There isn't an automation story here right now.  If humans are afraid of the code, they are 12,000x more afraid of automation making changes they don't understand to it.  The very worst thing that could happen is that they trust LLMs despite that apprehension, but they will only make the mistake once.  Perhaps one day LLMs will have such an exhaustive prompt limit that they can fully internalize the implications of the change to all interconnected code, make systemic changes simultaneously to address the side effects, and legitimately tackle fixes humans are bad at, but Nvidia doesn't yet make the GPUs powerful enough to power that world.

Functionality Changes

Some vulnerability classes can only be fixed by outright changing the code functionality.  Almost all crypto mistakes fall into this category, as does almost all deserialization vulnerabilities.  The specific code to correct the issue might be quite modest, but if that code was used against data at rest in the bad format all of that data needs to be migrated to the new, and if the code was used in a transport mechanism every connecting client or calling service also needs to be changed.  These aren't "bugs" in the sense of how you would classify the amount of work to address the issue in something like an Azure DevOps or Jira board - this is whatever you would call feature work (e.g. story or epic depending on magnitude).  It's going to be at least one dev for a good chunk of time, and in some instances a whole dev team to address the problem (or multiple dev teams if it's at the interface between two different services/components/etc.).

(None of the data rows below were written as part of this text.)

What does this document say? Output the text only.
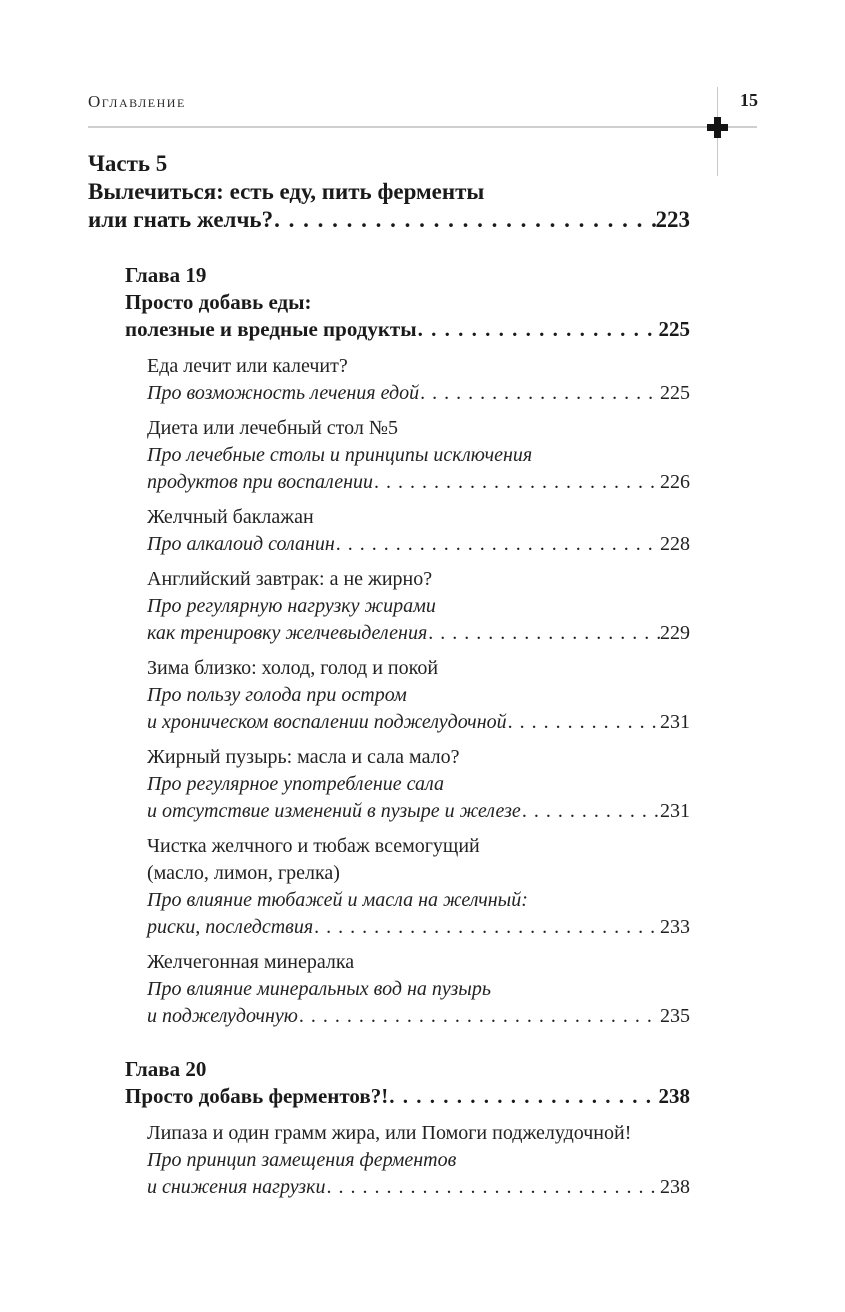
Оглавление	15
Часть 5
Вылечиться: есть еду, пить ферменты
или гнать желчь? . . .	223
Глава 19
Просто добавь еды:
полезные и вредные продукты . . .	225
Еда лечит или калечит?
Про возможность лечения едой . . .	225
Диета или лечебный стол №5
Про лечебные столы и принципы исключения
продуктов при воспалении . . .	226
Желчный баклажан
Про алкалоид соланин . . .	228
Английский завтрак: а не жирно?
Про регулярную нагрузку жирами
как тренировку желчевыделения . . .	229
Зима близко: холод, голод и покой
Про пользу голода при остром
и хроническом воспалении поджелудочной . . .	231
Жирный пузырь: масла и сала мало?
Про регулярное употребление сала
и отсутствие изменений в пузыре и железе . . .	231
Чистка желчного и тюбаж всемогущий
(масло, лимон, грелка)
Про влияние тюбажей и масла на желчный:
риски, последствия . . .	233
Желчегонная минералка
Про влияние минеральных вод на пузырь
и поджелудочную . . .	235
Глава 20
Просто добавь ферментов?! . . .	238
Липаза и один грамм жира, или Помоги поджелудочной!
Про принцип замещения ферментов
и снижения нагрузки . . .	238
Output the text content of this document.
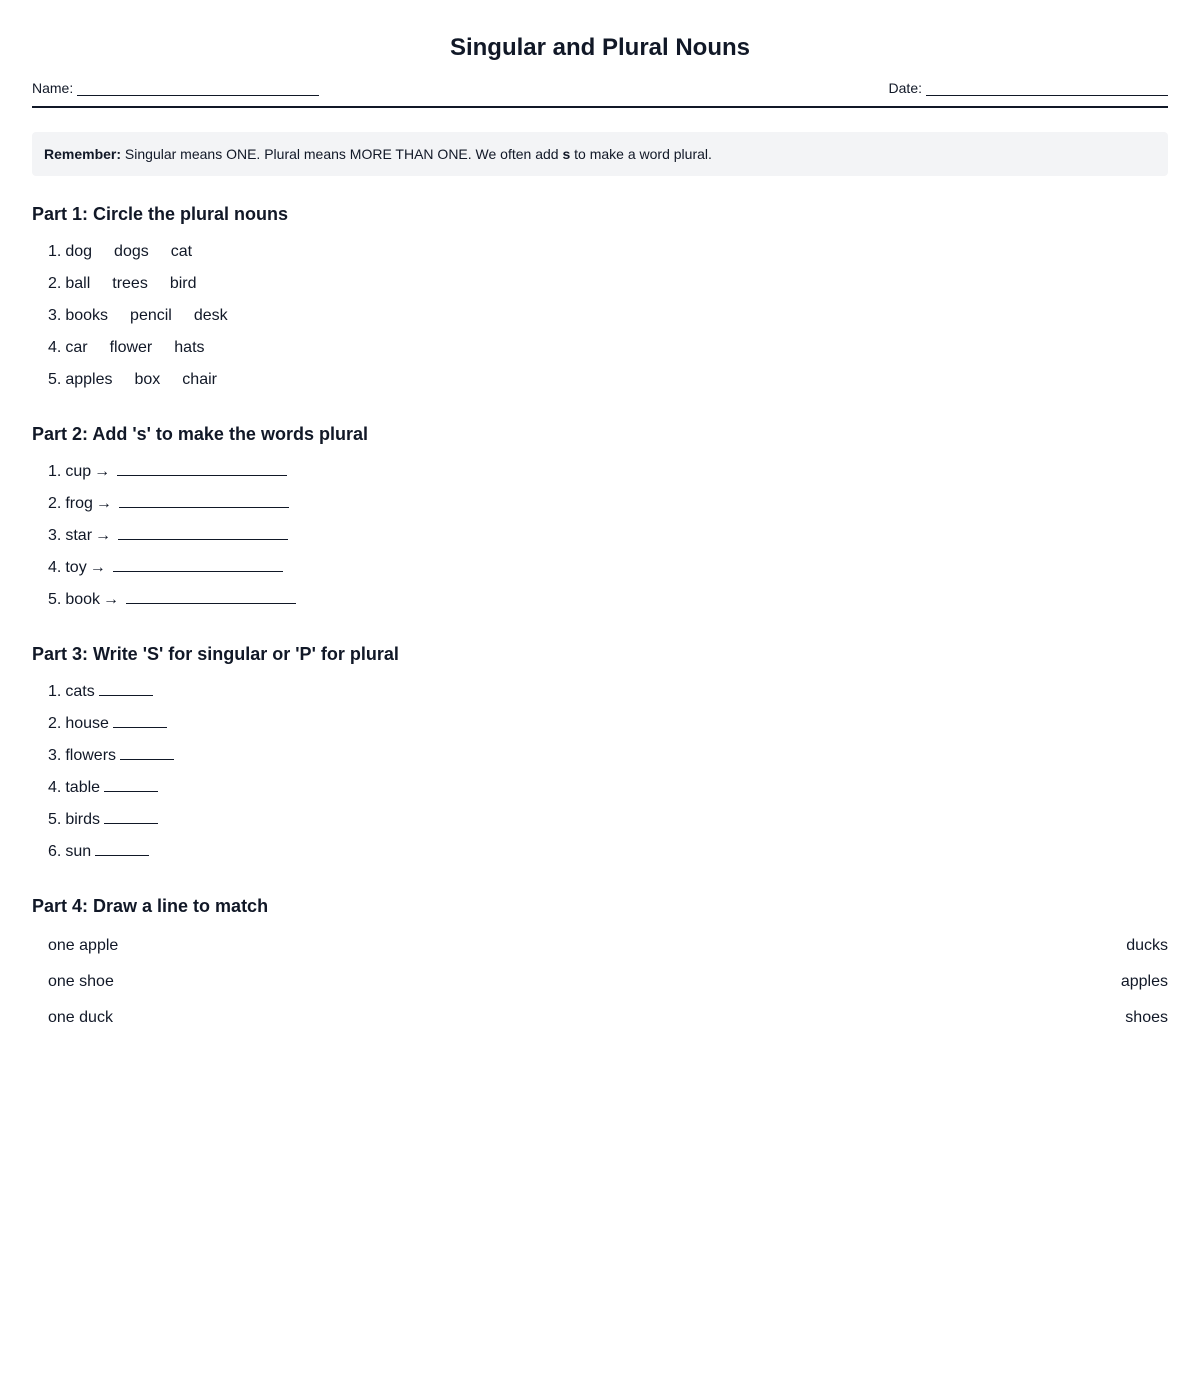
Singular and Plural Nouns
Name:	Date:
Remember: Singular means ONE. Plural means MORE THAN ONE. We often add s to make a word plural.
Part 1: Circle the plural nouns
1. dog dogs cat
2. ball trees bird
3. books pencil desk
4. car flower hats
5. apples box chair
Part 2: Add 's' to make the words plural
1. cup →
2. frog →
3. star →
4. toy →
5. book →
Part 3: Write 'S' for singular or 'P' for plural
1. cats
2. house
3. flowers
4. table
5. birds
6. sun
Part 4: Draw a line to match
one apple	ducks
one shoe	apples
one duck	shoes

These categories of issues really should be communicated quite differently to development teams, because a development lead/manager is often going to need to plan the resources for the fix.  Coordinating all of the code changes is enough of a task that its likely going to remain easier to coordinate people making those changes than to coordinate automation (LLMs or otherwise) for quite some time.


LLMs are going to continue to evolve.  Their prompt limits will expand, and eventually surpass the amount of code context a humans can efficiently reason over with accuracy.  The input data that helps form the LLMs possible suggestions will increase.  While there may be some wall after which they don't improve more, but we haven't hit it yet.  BUT, that's eventually - for now I don't think the vendors have any choice but to rush out LLM driven auto-fixes, because it will seem like a table stakes feature.  And like the rush to cover as many languages and vuln classes as possible just to compete, it's going to produce A LOT of garbage in the short term.   But maybe smart vendors will target their LLMs for the categories of auto-fixes where they can be generally uniquely useful right now.

Separate from skepticism about LLM auto-fixes right now, for all of you using static analysis, another takeaway is that there is value in understanding what sort of fix different types of detections require, and varying how you report them to developers based on those characteristics.  A vulnerability that requires a functionality change will get more traction quicker going to a dev manager in whatever mechanism they prefer, than to a junior dev in whatever interface they prefer.